A Metro story yesterday gave an incorrect location for Foundry United Methodist Church. The church is at 1500 16th St. NW in the District. (Published 1/3/93)

The Rev. Everett Goodwin knows only too well what a complicated business it can be to provide a spiritual home for a president.

He recalls the metal detectors, bomb-sniffing dogs, squadrons of Secret Service agents and hordes of pickets that became a regular feature of Sunday mornings at First Baptist Church in Northwest Washington during the years President Carter was a member.

Nevertheless, said Goodwin, senior minister at First Baptist, he and his flock of about 1,000 gladly would endure the inconveniences again for the chance to count President-elect Clinton, a Baptist, among the church's members. Clinton's wife, Hillary, and his daughter, Chelsea, are Methodists.

"You don't have much trouble filling up the church when the president attends," Goodwin said, jokingly. "Some of our most wonderful contributing members joined the church in those years, and stayed after the Carters left."

In the District and the inner suburbs, religious leaders of many churches are writing letters, making telephone calls and presumably praying that the Clintons will join their congregations after they settle into the White House this month.

Goodwin was among the first of several ministers to extend a written invitation to the Clintons, and his church, on 16th Street NW, appears to have the inside track: It will be the site of a private inauguration eve prayer service attended by family and friends of Clinton and Vice President-elect Gore.

After the private service on Jan. 19, an all-night ecumenical prayer service featuring speakers and groups from across the city will be held.

Clinton press officials said no decision has been made about where Clinton will attend church, although some in the religious community say First Baptist is favored because of its patrician congregation and its convenient location a half-mile from the White House.

Presidents Bush and Reagan, both Episcopalians, usually worshiped at St. John's Episcopal Church, just across Lafayette Square from the White House.

Bill and Hillary Clinton are active in their churches in Little Rock, Ark., according to their press officials. The president-elect attends Immanuel Baptist while his wife attends First United Methodist. Chelsea, 12, joined her mother's church last spring.

Among the Methodist churches that have extended invitations to the First Family, Foundry United Methodist Church in Georgetown is considered by many to be on the short list for Hillary and Chelsea Clinton.

"I would say without hesitation {that} to have . . . the First Family as part of our church family would be a great privilege," said Phillip Wagoman, senior pastor of Foundry, which has about 1,400 members and is one of the oldest and wealthiest churches in the city. Church officials said Secret Service agents recently were there to review possible security arrangements.

Lynn A. Bergfalk, senior minister at 900-member Calvary Baptist Church, at Eighth and H streets NW, said he sees his church as "a good model of what Clinton always talks about, bringing people together." Bergfalk said the church, near Chinatown, is about 40 percent minority, 60 percent white and has several community outreach efforts, including programs for elderly and homeless people.

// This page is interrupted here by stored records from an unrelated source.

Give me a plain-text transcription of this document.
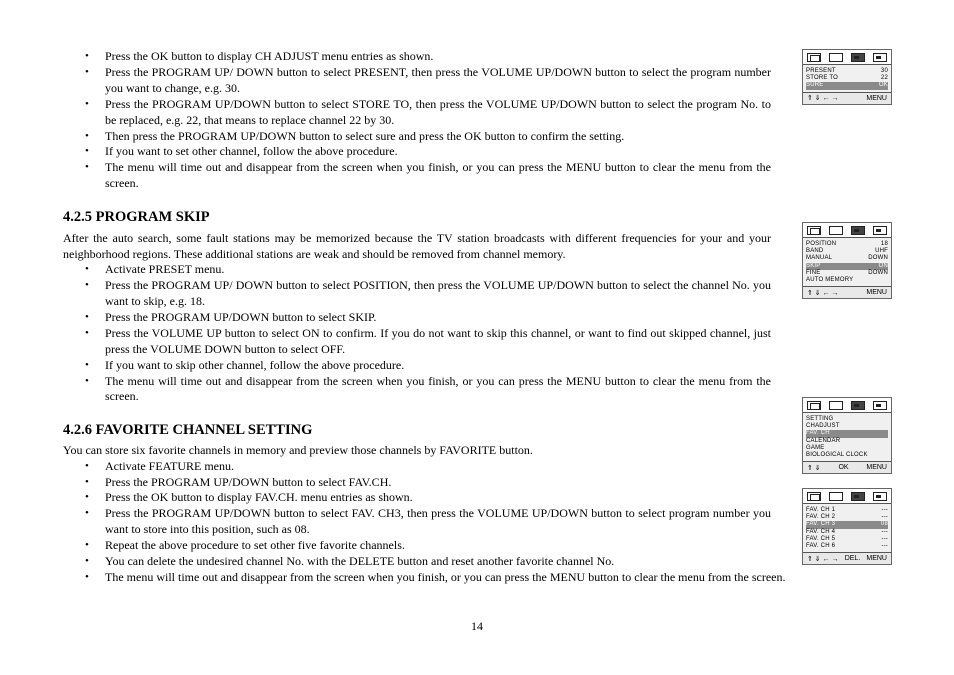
• Press the OK button to display CH ADJUST menu entries as shown.
• Press the PROGRAM UP/ DOWN button to select PRESENT, then press the VOLUME UP/DOWN button to select the program number you want to change, e.g. 30.
• Press the PROGRAM UP/DOWN button to select STORE TO, then press the VOLUME UP/DOWN button to select the program No. to be replaced, e.g. 22, that means to replace channel 22 by 30.
• Then press the PROGRAM UP/DOWN button to select sure and press the OK button to confirm the setting.
• If you want to set other channel, follow the above procedure.
• The menu will time out and disappear from the screen when you finish, or you can press the MENU button to clear the menu from the screen.
4.2.5 PROGRAM SKIP

After the auto search, some fault stations may be memorized because the TV station broadcasts with different frequencies for your and your neighborhood regions. These additional stations are weak and should be removed from channel memory.

• Activate PRESET menu.
• Press the PROGRAM UP/ DOWN button to select POSITION, then press the VOLUME UP/DOWN button to select the channel No. you want to skip, e.g. 18.
• Press the PROGRAM UP/DOWN button to select SKIP.
• Press the VOLUME UP button to select ON to confirm. If you do not want to skip this channel, or want to find out skipped channel, just press the VOLUME DOWN button to select OFF.
• If you want to skip other channel, follow the above procedure.
• The menu will time out and disappear from the screen when you finish, or you can press the MENU button to clear the menu from the screen.
4.2.6 FAVORITE CHANNEL SETTING

You can store six favorite channels in memory and preview those channels by FAVORITE button.

• Activate FEATURE menu.
• Press the PROGRAM UP/DOWN button to select FAV.CH.
• Press the OK button to display FAV.CH. menu entries as shown.
• Press the PROGRAM UP/DOWN button to select FAV. CH3, then press the VOLUME UP/DOWN button to select program number you want to store into this position, such as 08.
• Repeat the above procedure to set other five favorite channels.
• You can delete the undesired channel No. with the DELETE button and reset another favorite channel No.
• The menu will time out and disappear from the screen when you finish, or you can press the MENU button to clear the menu from the screen.
14
PRESENT	30
STORE TO	22
SURE	OK
⇑ ⇓ ← →	MENU
POSITION	18
BAND	UHF
MANUAL	DOWN
SKIP	ON
FINE	DOWN
AUTO MEMORY
⇑ ⇓ ← →	MENU
SETTING
CHADJUST
FAV. CH
CALENDAR
GAME
BIOLOGICAL CLOCK
⇑ ⇓	OK	MENU
FAV. CH 1	---
FAV. CH 2	---
FAV. CH 3	08
FAV. CH 4	---
FAV. CH 5	---
FAV. CH 6	---
⇑ ⇓ ← → DEL. MENU
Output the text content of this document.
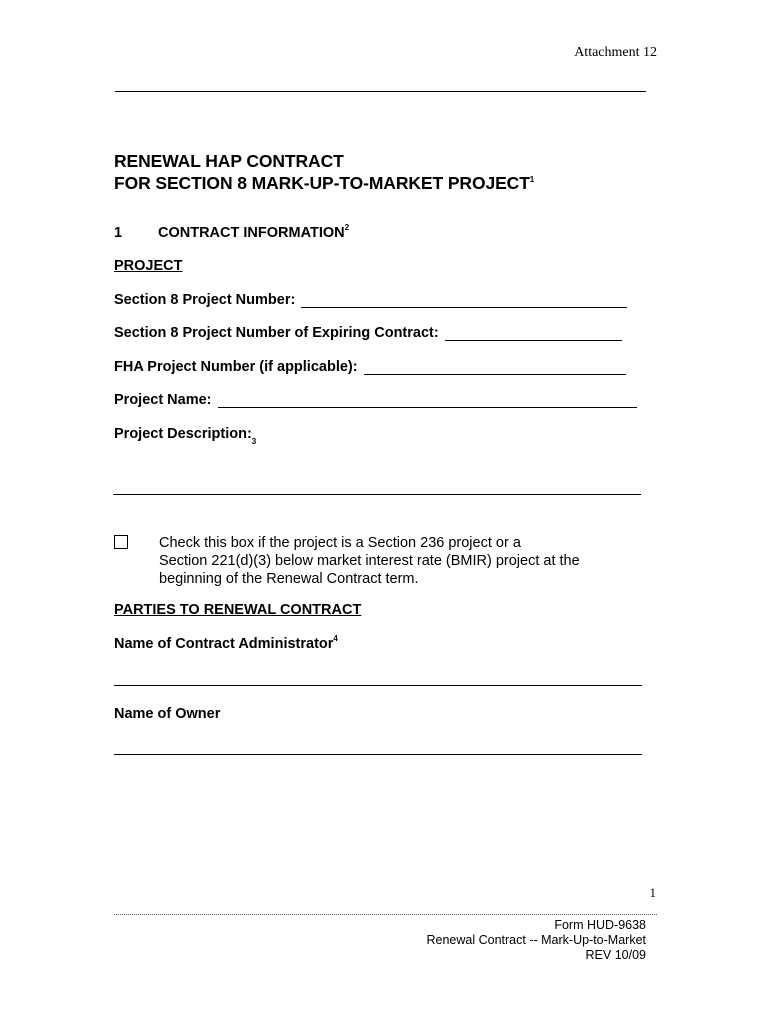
Attachment 12
RENEWAL HAP CONTRACT
FOR SECTION 8 MARK-UP-TO-MARKET PROJECT$^1$
1 CONTRACT INFORMATION$^2$
PROJECT
Section 8 Project Number:
Section 8 Project Number of Expiring Contract:
FHA Project Number (if applicable):
Project Name:
Project Description: 3
Check this box if the project is a Section 236 project or a
Section 221(d)(3) below market interest rate (BMIR) project at the
beginning of the Renewal Contract term.
PARTIES TO RENEWAL CONTRACT
Name of Contract Administrator$^4$
Name of Owner
1
Form HUD-9638
Renewal Contract -- Mark-Up-to-Market
REV 10/09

Even some of the area's smaller churches said they are encouraged by the president-elect's populist message and believe they might also have a shot at providing religious nourishment to Clinton and his family.

Steven Rhodes, pastor of 300-member Culmore United Methodist Church in Falls Church, where more than half of the congregation comes from Asia, Africa and Latin America, said his church reflects one of the major themes of the new administration.

"We reflect the diversity of America," Rhodes said. "We feel that theologically this would be a place where {Hillary} would be challenged, and Bill would feel very much at home here" as well, he said.

In his letter of invitation to Hillary Clinton, Rhodes said, he noted his church's outreach effort to teach English to members of the surrounding immigrant community, as well as its active youth group, which "would be ideal for Chelsea."

C.J. Malloy, pastor of 300-member First Baptist Church in Georgetown, said he sent President-elect Clinton an invitation about a month ago.

"It's great to say that you have a president or senator or congressman as a member of your church," Malloy said. "I said if you're going to be president of all the people, you should have an experience with the First Baptist Church of Georgetown."

The congregation of the 130-year-old church is all black, but Malloy said he thinks Clinton would feel "right at home" there. "He's the kind of person who could," Malloy said. "It's that southern breeding."

Other ministers said that even if their churches aren't picked as the ones the Clintons will join, they hope the family will be frequent visitors.

William Devoe, pastor of Metropolitan AME Church, site of a prayer breakfast the morning of the inauguration, said he expects an "ongoing relationship" with the Clintons. "We would be delighted if either or both of them would worship here."

Goodwin said his church's experience with Carter showed the members that there are headaches that go along with having the president as a member, including the onerous security precautions.

Secret Service agents, he said, "need to have access, routes, doors that are frequently opened, where there might be hiding places." Fire inspectors for the Secret Service recently visited the church to check its fire code compliance, Goodwin said.

Even more unnerving is the heady influence the chief executive's presence can have on the congregation.

"People can begin to mistake the importance of the church with the importance of the president coming to the church," Goodwin said. "It creates a temptation for people to think better of themselves than they would otherwise have reason to."